Das Phänomen des internationalen Krieges zwischen zwei oder mehreren Staaten wurde und wird fortschreitend aus dem Fokus des Völkerrechts gedrängt, während beinah gleichzeitig der Bürgerkrieg aufgrund der zunehmenden Häufigkeit seines Auftretens, des territorialen Ausmaßes, der unterschiedlichen Beteiligung und der davon ausgehenden Zerstörung, hereinrückt.

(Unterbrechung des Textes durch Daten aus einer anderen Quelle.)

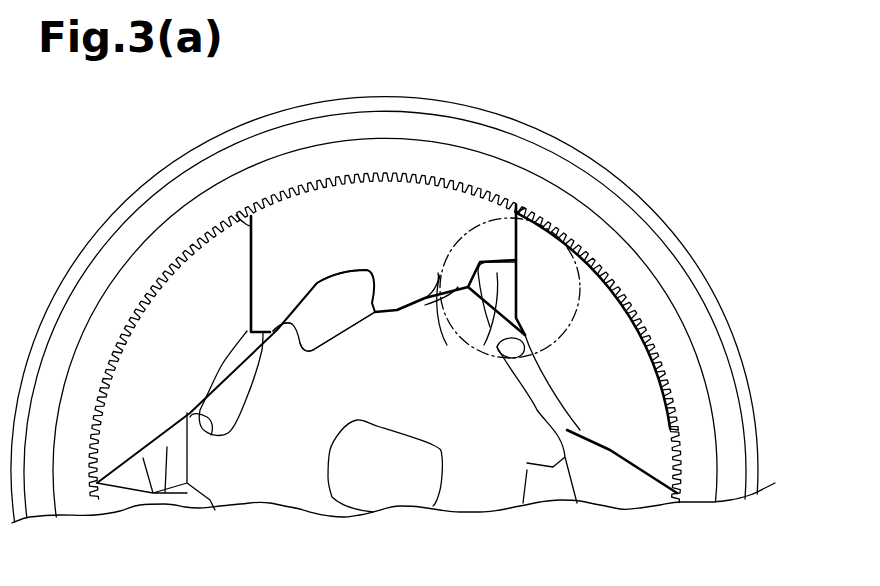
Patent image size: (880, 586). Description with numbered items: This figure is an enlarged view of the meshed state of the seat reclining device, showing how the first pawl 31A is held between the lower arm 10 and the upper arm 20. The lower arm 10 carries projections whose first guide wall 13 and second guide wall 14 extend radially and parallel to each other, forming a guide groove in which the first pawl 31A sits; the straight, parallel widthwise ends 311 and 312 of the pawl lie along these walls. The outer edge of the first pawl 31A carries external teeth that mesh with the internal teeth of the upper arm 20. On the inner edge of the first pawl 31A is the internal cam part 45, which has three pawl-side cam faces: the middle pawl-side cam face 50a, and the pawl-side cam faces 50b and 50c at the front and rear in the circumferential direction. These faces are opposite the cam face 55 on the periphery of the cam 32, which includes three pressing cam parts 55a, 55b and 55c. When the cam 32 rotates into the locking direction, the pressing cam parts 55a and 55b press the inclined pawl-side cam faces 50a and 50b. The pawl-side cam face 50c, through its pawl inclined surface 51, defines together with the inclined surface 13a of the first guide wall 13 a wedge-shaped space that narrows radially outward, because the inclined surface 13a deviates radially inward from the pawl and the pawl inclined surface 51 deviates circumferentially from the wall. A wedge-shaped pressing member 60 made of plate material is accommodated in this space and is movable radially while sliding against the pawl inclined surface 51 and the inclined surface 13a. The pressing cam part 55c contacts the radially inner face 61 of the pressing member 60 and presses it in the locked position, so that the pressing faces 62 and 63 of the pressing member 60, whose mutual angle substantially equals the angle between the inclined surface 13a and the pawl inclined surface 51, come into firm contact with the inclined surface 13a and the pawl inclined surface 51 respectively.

The lower arm 10 is at (466, 128).
The upper arm 20 is at (412, 150).
The first pawl 31A is at (477, 210).
The widthwise end 311 is at (530, 212).
The widthwise end 312 is at (236, 215).
The first guide wall 13 is at (520, 254).
The inclined surface 13a is at (540, 348).
The second guide wall 14 is at (256, 258).
The cam 32 is at (209, 434).
The internal cam part 45 is at (310, 341).
The pawl-side cam face 50a is at (377, 314).
The pawl-side cam face 50b is at (282, 340).
The pawl-side cam face 50c is at (478, 356).
The pawl inclined surface 51 is at (448, 315).
The cam face 55 is at (333, 345).
The pressing cam part 55a is at (386, 302).
The pressing cam part 55b is at (271, 330).
The pressing cam part 55c is at (468, 283).
The pressing member 60 is at (534, 266).
The inner face 61 is at (524, 354).
The pressing face 62 is at (540, 307).
The pressing face 63 is at (465, 287).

Bürgerkriege werden gegenwärtig als die häufigste und grausamste Variante des bewaffneten Konflikts bezeichnet.263

Im Mittelpunkt der Diskussionen zwischen Historikern, Politologen und Humanisten steht, ob diese Konflikte der Ära nach dem Kalten Krieg eine neue Kategorie des bewaffneten Konflikts darstellen oder ob es sich dabei nur um moderne Ausprägungen jener Gewalt handelt, die weltweit seit Jahrhunderten in Erscheinung tritt. Aus Sicht des Völkerrechts stellt sich die Frage, ob die modernen Konflikte in dem traditionellen System der Einteilung von Konflikten verortet werden können oder ob die Staatenpraxis tatsächlich eine neue Kategorie von bewaffneten Konflikten hervorgebracht hat.264←107 | 108→

Aus dem gleichen Problemspektrum stammen die Jahrzehnte lang andauernden Versuche, das Konzept des Bürgerkrieges zu definieren. Gesucht wurde nach klaren Richtlinien, welche Kriterien kumulativ oder alternativ erfüllt sein m...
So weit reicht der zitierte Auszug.